I guess in the end readability is on the eye of the reader. For me the C# one is much clearer in what it wants to do, and the formatting helps me ignore the parentheses entirely (assuming it compiles).
Debugging is not difficult at all, you can put breakpoints inside the lambda and use continue instead of sigle step. If required, you can also step through the library code, but that is not usually necessary.
And as the code grows, the high-level representation of what the code is meant to do stays clear, while the loop-based version grows in incidental details that you have to take a step back to understand.
Note that I've written commercial software in this style in a team with a about 1-200 other programmers. I am not coming at this from some hobby, 3-5 person project experience. It's just that different industries and different areas value different aspects of code. In my case, this is the middleware portion of a traffic generation solution that can simulate all L2-7 commonly used networking protocols, at the scale of a small city and beyond. Of course, the actual traffic generation code is extremely performance sensitive and is written in C and C++ (and quite a bit of Verilog) with a very different style, probably closer to what you are familiar with[0]. But there are many layers of configuration above that where we usually value clarity and correctness more than raw performance, and where we can afford to use these types of constructs, and our experience has always been that they vastly improve cooperation, not at all hinder it like you seem to imply.

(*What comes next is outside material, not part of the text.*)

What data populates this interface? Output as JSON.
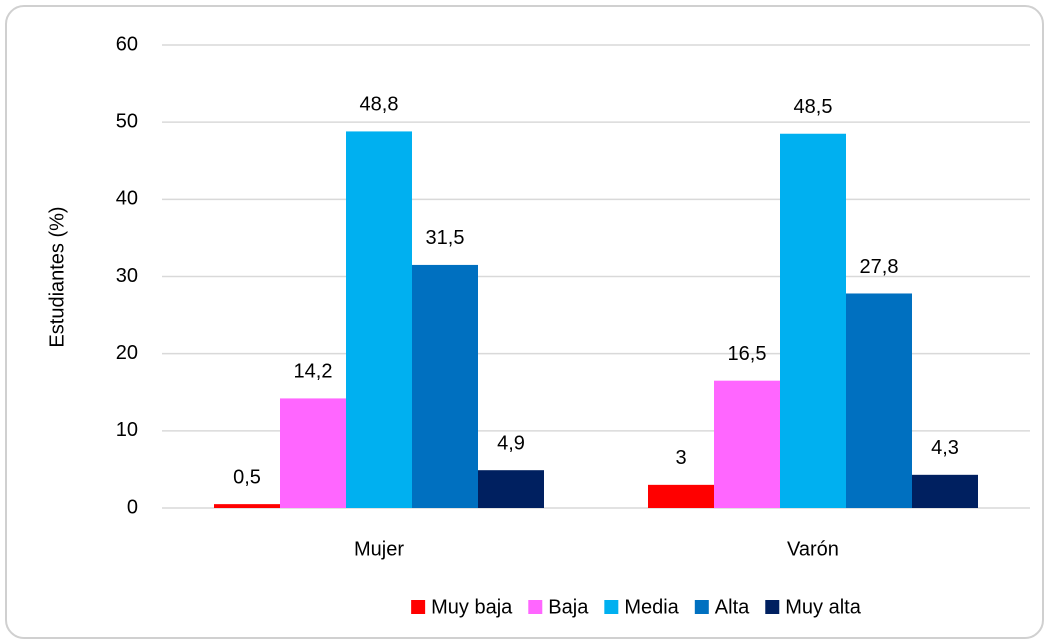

[0] though we do have a real-time traffic stats analyzer library that is written in template-heavy, boost-heavy C++, and is on the critical performance path with soft real-time constraints, so this is also possible.
I don't like "modern" systems because I have a fetish for novelty. There's nothing novel about these concepts, they've been around since the 60s and 70s. I like these tools because they improve my ability to reason about the code, but more importantly they let the compiler and other static analysis tools reason about my code.
I am getting old and lazy. I want the compiler to do more for me, not less.
What I see is a situation where Go is gaining traction from two communities:
a) people who attempted to build large systems at scale in dynamic late bound languages like Python and Ruby and NodeJS etc, and hit the wall from a performance and maintainability POV. I could have warned you...
b) people who came from the Java world and got frustrated with the language and tooling there
People coming from a) especially but also b) to some degree will be perfectly comfortable with Go missing the nicer aspects of modern static typed languages because they never had them in the first place.
As for...
"Go doesn’t have a virtual machine or an LLVM-based compiler."
How is this any kind of pro or con? It's just an implementation detail.